The influence for his coaching style may be different than most people would think.
Oddly enough, it isn’t his role as a baseball coach, which he’s held at Buford for 12 seasons, that serves as the biggest influence.
His style of coaching softball is a direct result of his years as a football coach.
Wolfe served as an assistant for Buford as a running backs coach for 10 seasons.
"I try to coach the intangibles, confidence and try to keep a good atmosphere," Wolfe said. "We have such a good chemistry with this program."
It’s quite a contrast carrying over a football coaching approach to the softball field. But it’s one that seems to work for Wolfe’s Lady Wolves.

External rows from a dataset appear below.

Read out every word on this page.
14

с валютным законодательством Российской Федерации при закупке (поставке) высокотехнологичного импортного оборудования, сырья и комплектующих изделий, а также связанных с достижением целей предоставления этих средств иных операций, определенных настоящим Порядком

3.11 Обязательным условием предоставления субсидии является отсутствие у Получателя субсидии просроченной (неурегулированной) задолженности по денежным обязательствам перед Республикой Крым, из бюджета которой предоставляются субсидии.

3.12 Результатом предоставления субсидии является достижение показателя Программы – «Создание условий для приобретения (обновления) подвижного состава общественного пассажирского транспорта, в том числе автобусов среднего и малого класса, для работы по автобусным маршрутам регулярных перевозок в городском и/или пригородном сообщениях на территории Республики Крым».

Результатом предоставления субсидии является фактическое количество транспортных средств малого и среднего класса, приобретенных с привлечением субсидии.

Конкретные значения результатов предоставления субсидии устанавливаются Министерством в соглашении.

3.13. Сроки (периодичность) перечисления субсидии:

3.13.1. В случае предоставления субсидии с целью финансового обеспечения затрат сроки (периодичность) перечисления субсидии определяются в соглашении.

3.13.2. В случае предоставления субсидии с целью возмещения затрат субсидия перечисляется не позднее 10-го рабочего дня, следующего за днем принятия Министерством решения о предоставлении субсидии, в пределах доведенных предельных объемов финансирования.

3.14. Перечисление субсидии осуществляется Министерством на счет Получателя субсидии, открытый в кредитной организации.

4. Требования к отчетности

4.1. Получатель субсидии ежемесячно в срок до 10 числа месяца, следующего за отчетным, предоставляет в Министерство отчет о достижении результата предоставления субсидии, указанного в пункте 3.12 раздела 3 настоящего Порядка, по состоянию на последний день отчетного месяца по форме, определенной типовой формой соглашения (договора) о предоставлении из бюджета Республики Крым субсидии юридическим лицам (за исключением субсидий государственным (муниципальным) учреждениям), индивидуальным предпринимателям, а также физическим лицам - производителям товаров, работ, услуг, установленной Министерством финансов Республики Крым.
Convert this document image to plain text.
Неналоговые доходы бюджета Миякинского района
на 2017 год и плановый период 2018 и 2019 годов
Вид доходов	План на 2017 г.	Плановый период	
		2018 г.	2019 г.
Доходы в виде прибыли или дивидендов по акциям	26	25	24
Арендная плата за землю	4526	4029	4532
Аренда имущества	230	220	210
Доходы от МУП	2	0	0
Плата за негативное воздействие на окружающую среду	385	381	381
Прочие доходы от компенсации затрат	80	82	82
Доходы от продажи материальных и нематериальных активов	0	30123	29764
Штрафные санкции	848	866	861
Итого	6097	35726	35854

Buford (34-2-1) recently completed the daunting task of carrying a No. 1 state ranking in Class AA from first game to last, and won its second consecutive state title, with a 5-1 win against Calhoun on Oct. 25 at the South Commons Softball Complex in Columbus. For his efforts, Wolfe is the Times’ Area Softball Coach of the Year.
That gives Wolfe a state title in each of his seasons coaching the Lady Wolves softball program.
"We’ve definitely had some good players around here," Wolfe said. "Probably more than our fair share."
Buford’s coach positioned his role based off of what he learned coaching under former Buford football coach and current athletics director, Dexter Wood.
Wolfe learned to treat his role as an administrator of the program in his first experience coaching a girl’s program.
"Coach Wood’s example is a great model for coaching to be able to follow," Wolfe said.
Wolfe says that his role of coach isn’t that of a one-man operation. He considers it more of a four-person team.
Wolfe has the luxury of three assistant coaches — Ronnie Samples, Trent Adams and Casey Laws — to held keep the continuity in the entire Lady Wolves softball program.
Wolfe’s approach is to practice the junior varsity and varsity together, and let the position coaches work with their specialty.
Adams works with pitchers and defense, Laws works with hitting and catchers, and Samples coaches the outfielders. All four work together to keep the program in sync.
"I think I get way too much credit for what happens, and those guys don’t get nearly enough," Wolfe said. "My assistant coaches do an outstanding job."
Wolfe’s unique coaching philosophy was enough to help win the 2008 state title, despite losing five starters from the 2007 state championship team. The Lady Wolves only had two everyday returning starters from last year’s squad.
The exciting news for the Buford program is that most of the talent from this year’s team will return in 2009.
Sophomore pitcher Melissa Dickie (16-1, 0.52 ERA), junior infielder/catcher Alysha Rudnik (.485, 32 RBI, 33 runs), sophomore pitcher/infielder Karly Fullem (16-1 record, 0.95 ERA, 121 strikeouts), and freshman outfielder/infielder Lexi Overstreet (.422, 24 RBI, 16 runs scored) will all be back to try and make it three-in-a-row next season.